Samoa is a pretty laid back place – it’s part of its huge appeal. But with its resorts currently experiencing low occupancy levels, the Pacific nation has taken on an even more relaxed vibe (intense Fia Fia Polynesian shows aside). And that's great news for Aussies travelling to the country.
With less occupancy and a vast array of properties on offer – from 'city' hotels like legendary Aggie Grey’s and luxury bungalows such as Seabreeze Resort to the casual but comfy south coast Sa’Moana – Aussies can expect to snare some great deals in Samoa. And with smaller crowds comes almost guaranteed availability, and most importantly, more intimate stays.
Sitting down with Traveltalk at the Samoa Tourism Exchange, which was held at the Taumeasina Island Resort in Apia, Samoa Hotels Association CEO Alexandra Rankin said there had been a massive 86% rise in the number of rooms in the country since 2009.
This “spike” was the result of a redevelopment scheme that was implemented after a tsunami and massive cyclone hit the country several years ago, which allowed resorts to “not only build back bigger, but also better”.

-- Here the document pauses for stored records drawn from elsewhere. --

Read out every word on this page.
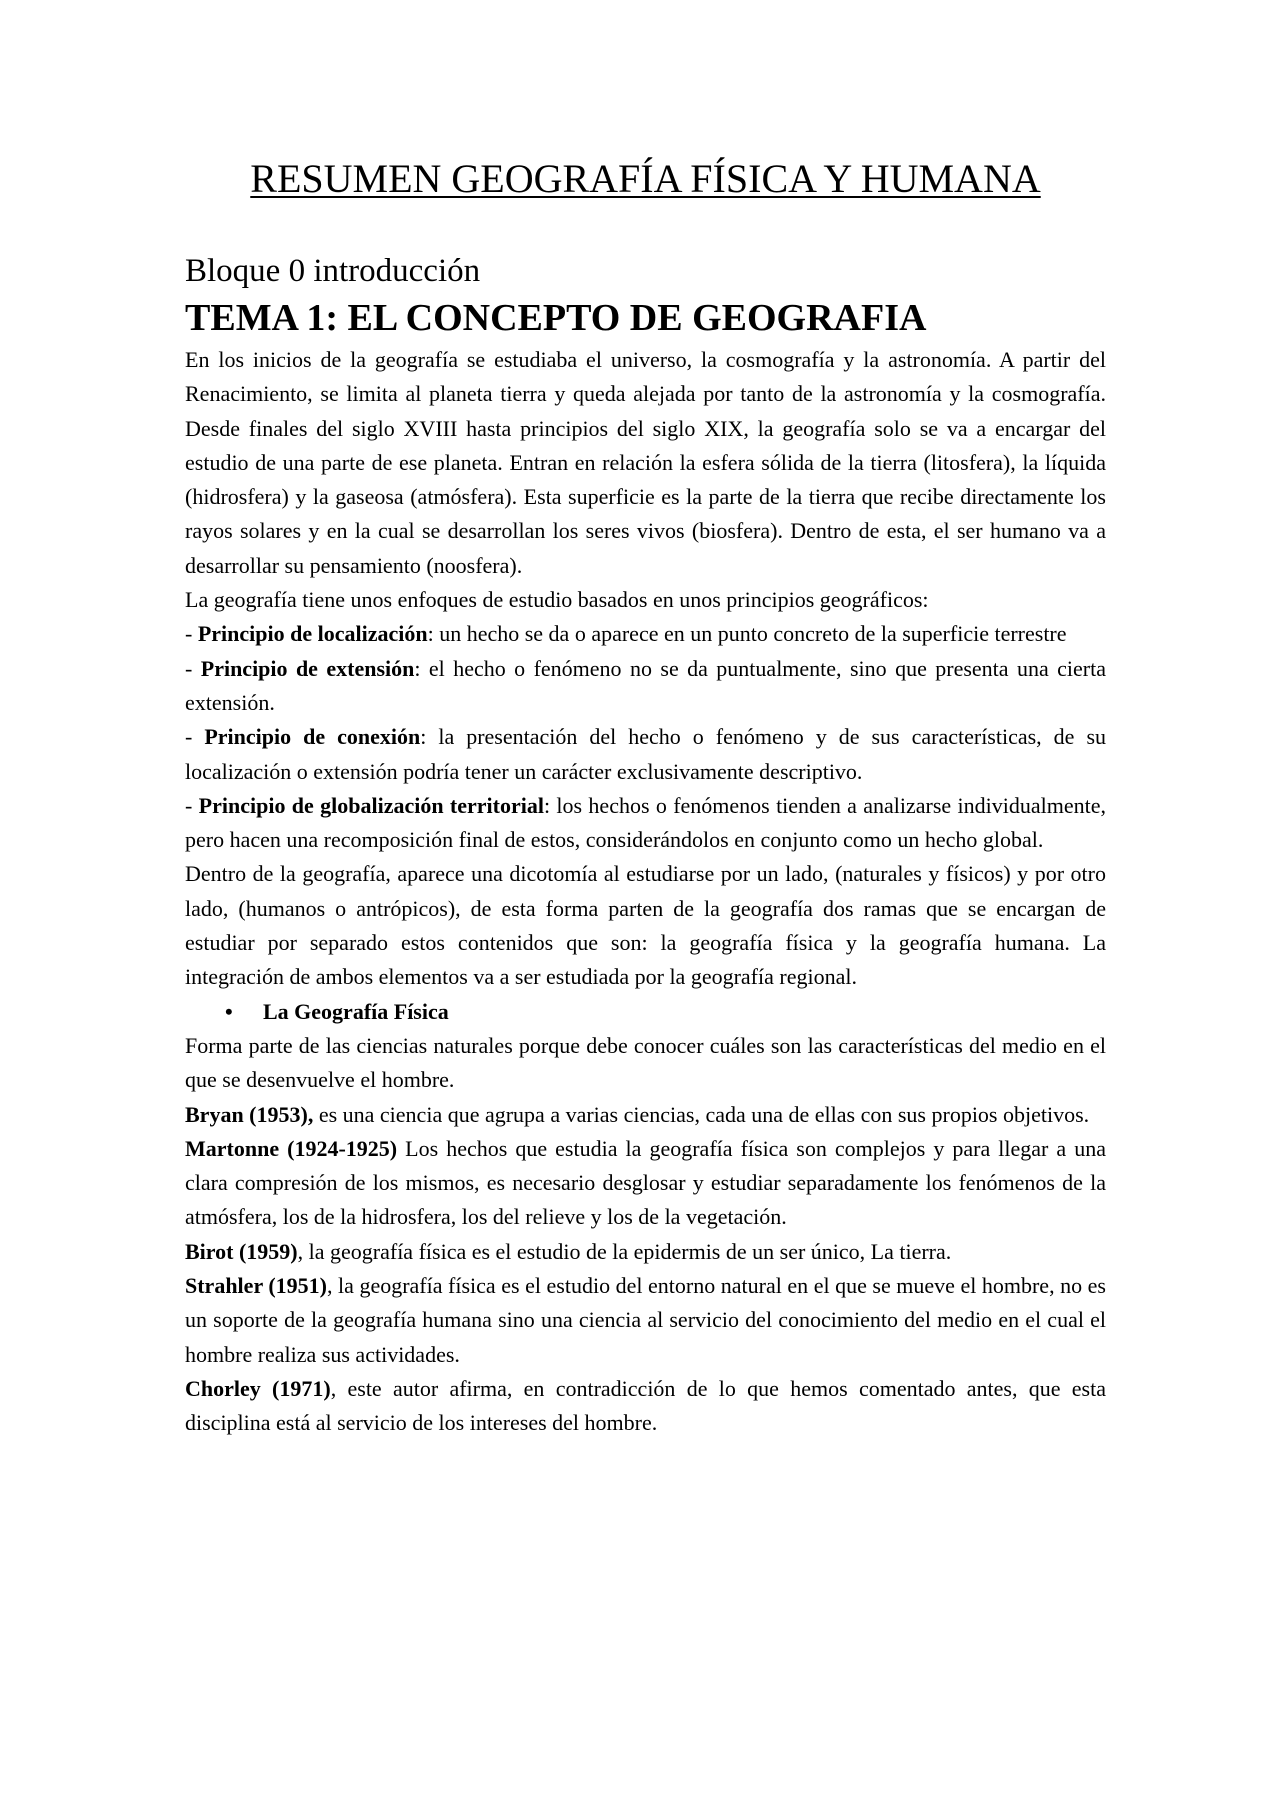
RESUMEN GEOGRAFÍA FÍSICA Y HUMANA
Bloque 0 introducción
TEMA 1: EL CONCEPTO DE GEOGRAFIA

En los inicios de la geografía se estudiaba el universo, la cosmografía y la astronomía. A partir del Renacimiento, se limita al planeta tierra y queda alejada por tanto de la astronomía y la cosmografía. Desde finales del siglo XVIII hasta principios del siglo XIX, la geografía solo se va a encargar del estudio de una parte de ese planeta. Entran en relación la esfera sólida de la tierra (litosfera), la líquida (hidrosfera) y la gaseosa (atmósfera). Esta superficie es la parte de la tierra que recibe directamente los rayos solares y en la cual se desarrollan los seres vivos (biosfera). Dentro de esta, el ser humano va a desarrollar su pensamiento (noosfera).

La geografía tiene unos enfoques de estudio basados en unos principios geográficos:

- Principio de localización: un hecho se da o aparece en un punto concreto de la superficie terrestre

- Principio de extensión: el hecho o fenómeno no se da puntualmente, sino que presenta una cierta extensión.

- Principio de conexión: la presentación del hecho o fenómeno y de sus características, de su localización o extensión podría tener un carácter exclusivamente descriptivo.

- Principio de globalización territorial: los hechos o fenómenos tienden a analizarse individualmente, pero hacen una recomposición final de estos, considerándolos en conjunto como un hecho global.

Dentro de la geografía, aparece una dicotomía al estudiarse por un lado, (naturales y físicos) y por otro lado, (humanos o antrópicos), de esta forma parten de la geografía dos ramas que se encargan de estudiar por separado estos contenidos que son: la geografía física y la geografía humana. La integración de ambos elementos va a ser estudiada por la geografía regional.

•	La Geografía Física

Forma parte de las ciencias naturales porque debe conocer cuáles son las características del medio en el que se desenvuelve el hombre.

Bryan (1953), es una ciencia que agrupa a varias ciencias, cada una de ellas con sus propios objetivos.

Martonne (1924-1925) Los hechos que estudia la geografía física son complejos y para llegar a una clara compresión de los mismos, es necesario desglosar y estudiar separadamente los fenómenos de la atmósfera, los de la hidrosfera, los del relieve y los de la vegetación.

Birot (1959), la geografía física es el estudio de la epidermis de un ser único, La tierra.

Strahler (1951), la geografía física es el estudio del entorno natural en el que se mueve el hombre, no es un soporte de la geografía humana sino una ciencia al servicio del conocimiento del medio en el cual el hombre realiza sus actividades.

Chorley (1971), este autor afirma, en contradicción de lo que hemos comentado antes, que esta disciplina está al servicio de los intereses del hombre.
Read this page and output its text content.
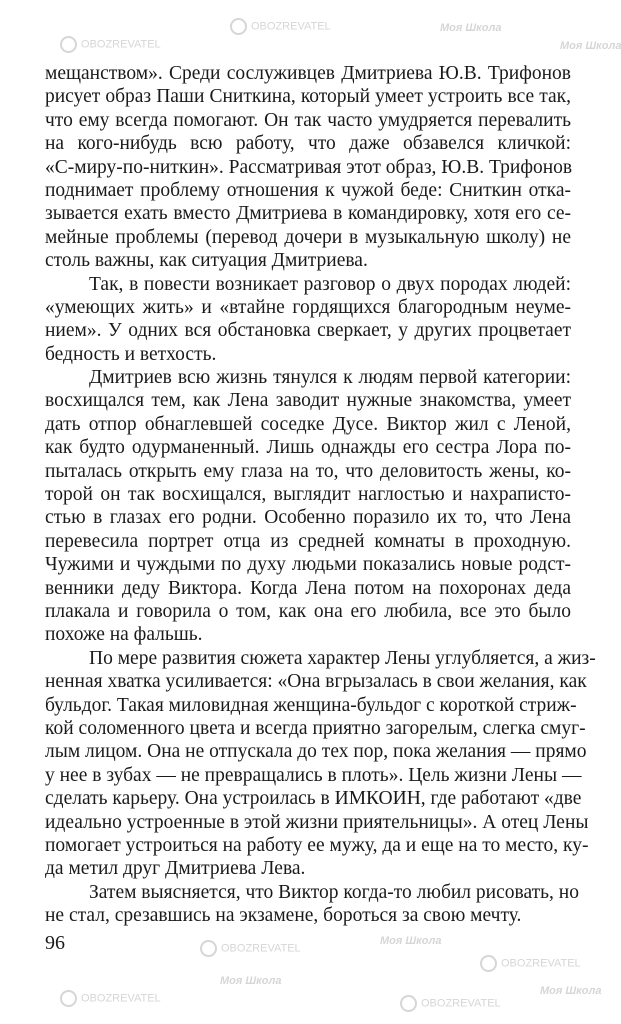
Моя Школа
Моя Школа
OBOZREVATEL
OBOZREVATEL
OBOZREVATEL
Моя Школа
OBOZREVATEL
Моя Школа
OBOZREVATEL	OBOZREVATEL
Моя Школа
мещанством». Среди сослуживцев Дмитриева Ю.В. Трифонов
рисует образ Паши Сниткина, который умеет устроить все так,
что ему всегда помогают. Он так часто умудряется перевалить
на кого-нибудь всю работу, что даже обзавелся кличкой:
«С-миру-по-ниткин». Рассматривая этот образ, Ю.В. Трифонов
поднимает проблему отношения к чужой беде: Сниткин отка-
зывается ехать вместо Дмитриева в командировку, хотя его се-
мейные проблемы (перевод дочери в музыкальную школу) не
столь важны, как ситуация Дмитриева.
Так, в повести возникает разговор о двух породах людей:
«умеющих жить» и «втайне гордящихся благородным неуме-
нием». У одних вся обстановка сверкает, у других процветает
бедность и ветхость.
Дмитриев всю жизнь тянулся к людям первой категории:
восхищался тем, как Лена заводит нужные знакомства, умеет
дать отпор обнаглевшей соседке Дусе. Виктор жил с Леной,
как будто одурманенный. Лишь однажды его сестра Лора по-
пыталась открыть ему глаза на то, что деловитость жены, ко-
торой он так восхищался, выглядит наглостью и нахраписто-
стью в глазах его родни. Особенно поразило их то, что Лена
перевесила портрет отца из средней комнаты в проходную.
Чужими и чуждыми по духу людьми показались новые родст-
венники деду Виктора. Когда Лена потом на похоронах деда
плакала и говорила о том, как она его любила, все это было
похоже на фальшь.
По мере развития сюжета характер Лены углубляется, а жиз-
ненная хватка усиливается: «Она вгрызалась в свои желания, как
бульдог. Такая миловидная женщина-бульдог с короткой стриж-
кой соломенного цвета и всегда приятно загорелым, слегка смуг-
лым лицом. Она не отпускала до тех пор, пока желания — прямо
у нее в зубах — не превращались в плоть». Цель жизни Лены —
сделать карьеру. Она устроилась в ИМКОИН, где работают «две
идеально устроенные в этой жизни приятельницы». А отец Лены
помогает устроиться на работу ее мужу, да и еще на то место, ку-
да метил друг Дмитриева Лева.
Затем выясняется, что Виктор когда-то любил рисовать, но
не стал, срезавшись на экзамене, бороться за свою мечту.
96
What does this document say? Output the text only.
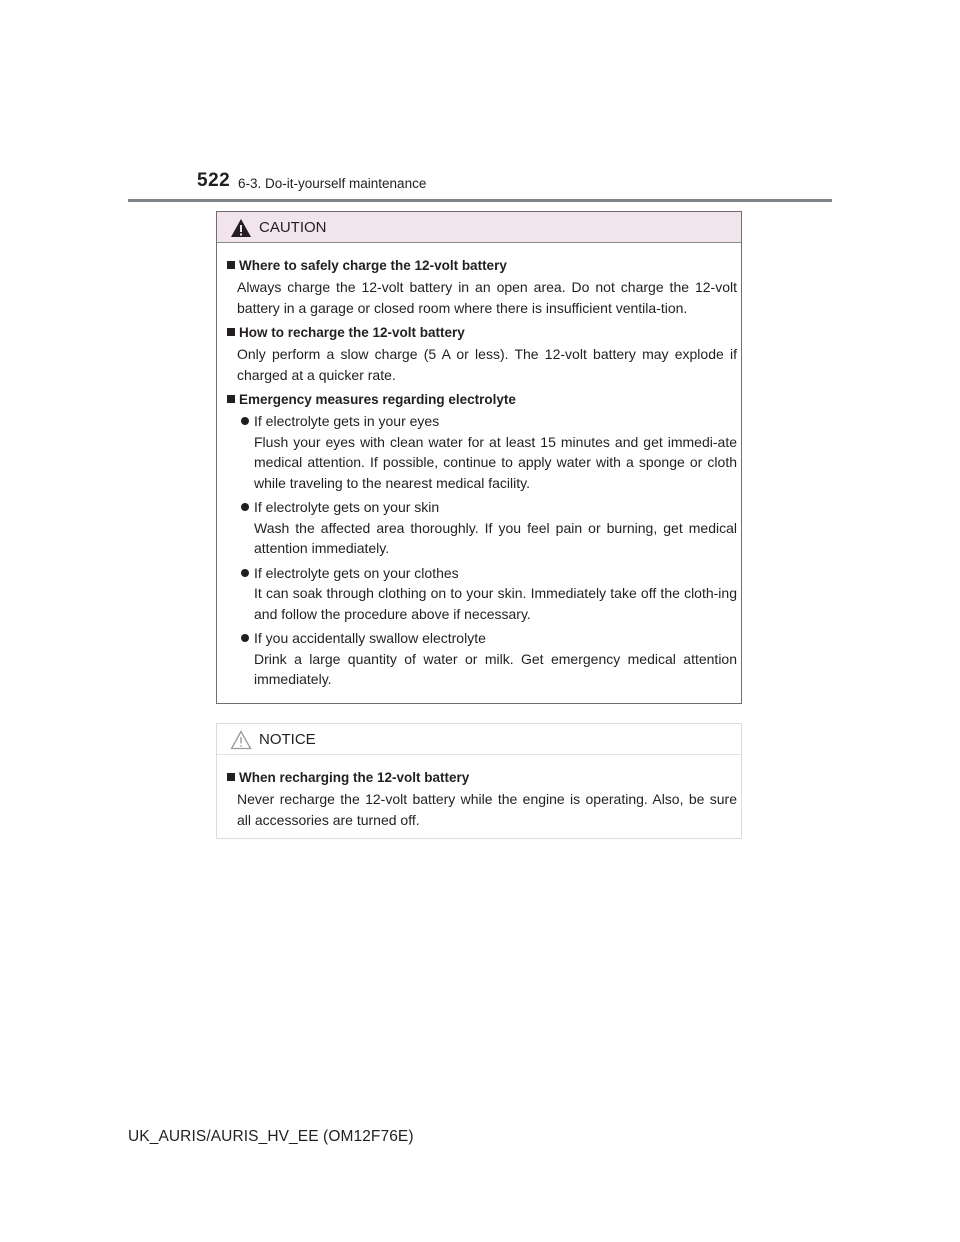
522 6-3. Do-it-yourself maintenance
CAUTION
Where to safely charge the 12-volt battery
Always charge the 12-volt battery in an open area. Do not charge the 12-volt battery in a garage or closed room where there is insufficient ventila-tion.
How to recharge the 12-volt battery
Only perform a slow charge (5 A or less). The 12-volt battery may explode if charged at a quicker rate.
Emergency measures regarding electrolyte
If electrolyte gets in your eyes
Flush your eyes with clean water for at least 15 minutes and get immedi-ate medical attention. If possible, continue to apply water with a sponge or cloth while traveling to the nearest medical facility.
If electrolyte gets on your skin
Wash the affected area thoroughly. If you feel pain or burning, get medical attention immediately.
If electrolyte gets on your clothes
It can soak through clothing on to your skin. Immediately take off the cloth-ing and follow the procedure above if necessary.
If you accidentally swallow electrolyte
Drink a large quantity of water or milk. Get emergency medical attention immediately.
NOTICE
When recharging the 12-volt battery
Never recharge the 12-volt battery while the engine is operating. Also, be sure all accessories are turned off.
UK_AURIS/AURIS_HV_EE (OM12F76E)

Among the accommodation highlights are the country’s unique beach ‘fales’, which Ms Rankin called Samoa’s “specialised category”.
Rankin, whose organisation comprises a hefty 110 property members, said the country’s current occupancy rate sits between 30% and 40%. “We’ve got the product, we just need the access and the tourists,” she explained.
In an exclusive interview with Traveltalk, Samoa Tourism Authority marketing manager Dwayne Bentley echoed this sentiment about the nation’s accommodation, lauding both the quality and quantity on offer.
“Last year, this [Taumeasina] wasn’t available, and the Sheraton property here in town was still offline for some pretty big renovations, so they’re both available now,” he said.
“Between the two, you’re looking at close to 300 rooms that have just come online over the past 12 months.”
Last year, Sheraton became the first global hotel chain to launch in Samoa, with the opening of Sheraton Samoa Aggie Grey’s Hotel and Bungalows as well as the separate Sheraton Samoa Aggie Grey’s Resort.
According to Bentley, Samoa saw overall arrival numbers in 2016 grow around 4% to 145,000. Of this, a steady Aussie market accounted for some 30,000. But expect those figures to rise; with spectacular properties like Aga Reef Resort and Sinalei Reef Resort & Spa crying out for guests, it has to.
The writer was a guest of the Samoa Tourism Authority, and reported exclusively for the Australian leisure market.